Ceux qui tentent de se faire une place dans la formation de l’UdeM sont très reconnaissants de l’approche du vétéran. 

«Il est très positif avec nous», a expliqué Michael Brodrique, qui amorcera sa deuxième campagne. «Il a toujours les bons encouragements. Il nous le dit quand nous faisons de bonnes choses sur le terrain, et même quand tu fais une erreur, il t’aide à t’améliorer.» 

«C’est quelqu’un qui ne parle pas beaucoup, mais quand il parle, c’est toujours pertinent. Il prêche par l’exemple sur le terrain, et c’est facile de le suivre», a ajouté Brodrique. 

Si les jeunes joueurs s’inspirent du natif de Laval, l’inverse est aussi vrai. 
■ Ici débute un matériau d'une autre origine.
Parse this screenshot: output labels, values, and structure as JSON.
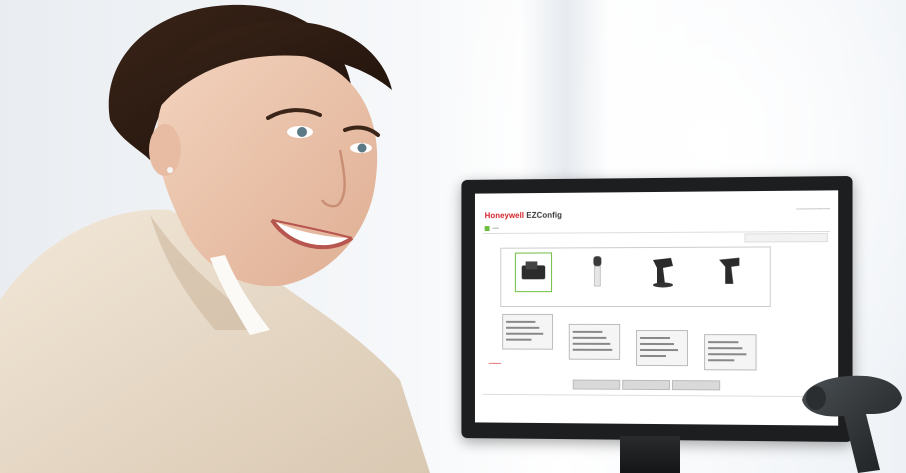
{
  "app": {
    "brand_primary": "Honeywell",
    "brand_secondary": "EZConfig"
  },
  "colors": {
    "brand_red": "#d21f26",
    "accent_green": "#6cbf3c"
  },
  "icons": [
    "scanner-device-icon",
    "barcode-scanner-icon"
  ]
}
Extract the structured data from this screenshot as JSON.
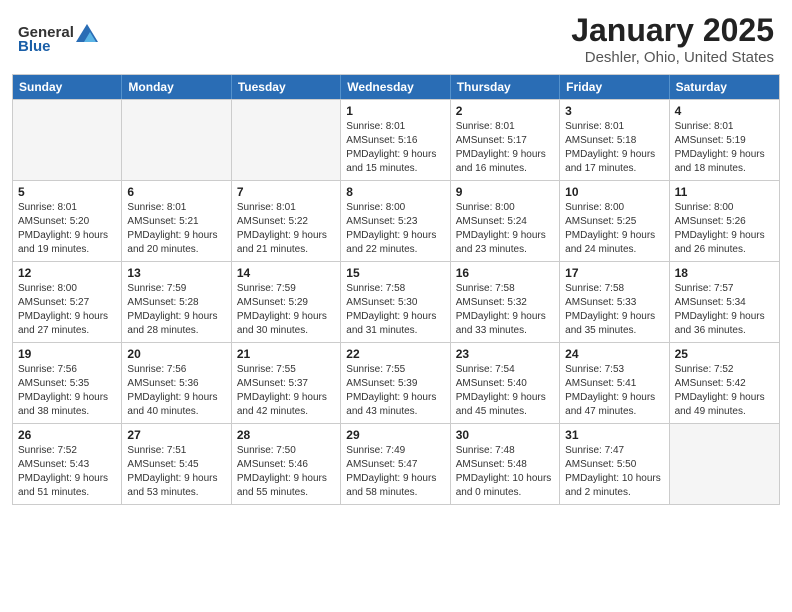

«J’adore les jeunes, ils veulent se prouver et ils ont de la hargne. Comme vétéran, ça te pousse encore plus», a dit Harelimana. 

Une année importante

Amorçant son année de repêchage, le meneur des Carabins est bien conscient qu’il se doit d’être dominant s’il veut poursuivre la pratique de son sport au prochain niveau. 

«Je vais jouer mon meilleur football. Il s’agit de ma quatrième saison, et c’est une année où je me dois de performer, a-t-il souligné. 

«Jouer au football professionnel, c’est mon rêve depuis que je suis tout petit.» 

Malgré cela, Harelimana ne veut pas placer la charrue devant les bœufs. 

«Pour le moment, je ne veux pas regarder trop loin dans le futur, a-t-il indiqué. Je veux y aller étape par étape. Une saison de football, ça passe super vite, et avant même que je puisse m’en rendre compte, nous allons être rendus à la Coupe Dunsmore. Je veux profiter de chaque moment, mais ultimement, je veux en faire une carrière.» 

Selon Archambault, son joueur a tous les attributs pour réaliser son rêve. 

«Il est dans la bonne voie pour faire de très belles choses et avoir une belle carrière chez les pros. Nous allons faire tout en notre possible pour qu’il y parvienne», a conclut l’entraîneur des secondeurs.